The policy measures jointly announced by the Treasury, FDIC and Federal Reserve to help deposit migration within the banking system are likely quelling some concerns around a broader contagion (at least for now). And price action in the S&P 500 beyond Financials is buffeted by a lower rates environment.
Treasury yields across the curve are sharply lower; 2-year yields are down ~50 bps, while 10-year Yields are down ~20 bps. Traders continue to price out a Fed reacceleration in March and a possible pause and rate cuts in 2023.
But with the VIX trading at +25, it is still challenging for investors to operate in the Red Zone( +20)
Worryingly there is escalating tensity in the global financial world; this is despite non-US banks' exposure to US regional banks being minimal, with the global systems being well capitalized and flush with liquidity. But US financial stress could lead banks of all stripes to retrench lending to the real economy and tighten broader financial conditions, the amplifying risk to the broader markets. And a lower rates environment would likely hit worldwide banks' profits.

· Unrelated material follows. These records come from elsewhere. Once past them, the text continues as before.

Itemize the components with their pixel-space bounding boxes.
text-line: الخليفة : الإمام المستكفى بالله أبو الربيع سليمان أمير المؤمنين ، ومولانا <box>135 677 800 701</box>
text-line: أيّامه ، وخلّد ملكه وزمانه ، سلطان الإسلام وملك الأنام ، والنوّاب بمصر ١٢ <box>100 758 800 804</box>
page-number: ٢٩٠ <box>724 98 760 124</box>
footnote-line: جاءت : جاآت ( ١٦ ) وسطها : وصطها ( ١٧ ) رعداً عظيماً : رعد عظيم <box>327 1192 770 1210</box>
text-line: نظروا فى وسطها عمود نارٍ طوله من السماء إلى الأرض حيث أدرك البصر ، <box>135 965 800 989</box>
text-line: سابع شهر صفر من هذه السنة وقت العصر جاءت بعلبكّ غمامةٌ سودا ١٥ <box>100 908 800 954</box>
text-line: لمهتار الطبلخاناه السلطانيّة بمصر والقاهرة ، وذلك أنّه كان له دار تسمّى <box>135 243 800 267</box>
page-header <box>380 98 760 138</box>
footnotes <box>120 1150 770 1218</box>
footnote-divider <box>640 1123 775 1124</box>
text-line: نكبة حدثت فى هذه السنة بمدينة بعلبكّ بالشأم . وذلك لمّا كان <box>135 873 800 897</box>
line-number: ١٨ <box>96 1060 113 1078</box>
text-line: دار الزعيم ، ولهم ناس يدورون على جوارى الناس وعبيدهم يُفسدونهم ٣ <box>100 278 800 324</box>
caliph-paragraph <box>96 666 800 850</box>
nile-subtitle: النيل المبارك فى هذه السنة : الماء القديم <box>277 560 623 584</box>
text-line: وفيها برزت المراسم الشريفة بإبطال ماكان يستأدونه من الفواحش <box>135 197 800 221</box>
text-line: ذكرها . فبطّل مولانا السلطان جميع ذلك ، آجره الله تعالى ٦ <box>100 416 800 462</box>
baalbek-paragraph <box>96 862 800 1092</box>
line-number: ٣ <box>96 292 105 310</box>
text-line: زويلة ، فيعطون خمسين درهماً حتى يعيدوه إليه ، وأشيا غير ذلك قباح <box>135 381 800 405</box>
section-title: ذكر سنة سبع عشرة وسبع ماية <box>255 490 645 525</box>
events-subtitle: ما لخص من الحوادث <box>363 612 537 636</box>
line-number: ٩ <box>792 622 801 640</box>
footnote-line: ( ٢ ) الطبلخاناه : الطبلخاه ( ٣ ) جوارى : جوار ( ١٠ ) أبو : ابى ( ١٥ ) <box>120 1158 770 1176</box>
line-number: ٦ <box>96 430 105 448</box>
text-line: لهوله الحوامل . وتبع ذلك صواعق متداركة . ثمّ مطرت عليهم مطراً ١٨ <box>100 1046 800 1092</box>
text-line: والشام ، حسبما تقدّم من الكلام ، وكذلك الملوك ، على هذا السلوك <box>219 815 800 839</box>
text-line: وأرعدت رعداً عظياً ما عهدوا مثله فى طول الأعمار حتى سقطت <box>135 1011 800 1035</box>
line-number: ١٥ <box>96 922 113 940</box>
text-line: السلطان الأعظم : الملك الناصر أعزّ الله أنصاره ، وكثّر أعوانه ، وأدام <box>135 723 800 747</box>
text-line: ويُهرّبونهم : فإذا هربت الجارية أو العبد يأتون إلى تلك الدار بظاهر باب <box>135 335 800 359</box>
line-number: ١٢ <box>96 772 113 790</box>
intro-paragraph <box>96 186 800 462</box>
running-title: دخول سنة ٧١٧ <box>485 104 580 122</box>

Global housing has been a significant concern of late with rising mortgage rates, triggering some fears that MBSs could be the next house of cards to topple.
Last week market sentiment swung from expectations of steeper Fed and ECB hiking cycles with still robust labor market data to financial stability and liquidity concerns following the failures of SVB and Signature Bank (NASDAQ:SBNY). And the speed of the moves in all cross-assets likely sees traders heading for the sidelines.
FOREX
The combination of a still-strong macro backdrop and risks around the banking system has made the Fed's path highly uncertain from here. And with the market packing in a higher US domestic contagion risk, the Dollar has suffered as rates market re-price a lower Fed glide path and even a possibility of a pause.
But the Dollar downside could be limited from here either because a banking crisis would trigger a sharp global risk-off benefitting the Dollar due to its safe-haven status and if systemic risks fade and the focus shifts back to the Fed's inflation fight. Indeed the market stress test is on a collision course with CPI inflation later today.
The market reaction to a hotter-than-expected CPI should be a tell
OIL
Oil prices are caught in a whipsaw of global financial contagion risk. The bigger worry in cross-asset sentiment is that the spillover from US banking stress could lead worldwide banks to curtail lending to the real economy and therefore tighten broader financial conditions, amplifying the growth drag already underway. One way or another, global consumer confidence will take a significant hit, which usually squashes any upcoming travel plans that involve planes, trains and automobiles.
GOLD
Gold investors backed up the truck yesterday on the premise the Fed will have little option to ensure that ample Dollars are in the system event against the backdrop of sticky inflation. With real yields toppling, gold was in vogue.
Even though gold would likely fare exceptionally well in broader bank stress scenarios, the " insurance premium” is getting a little expensive, given the uncertainty around the FED's actual reaction function.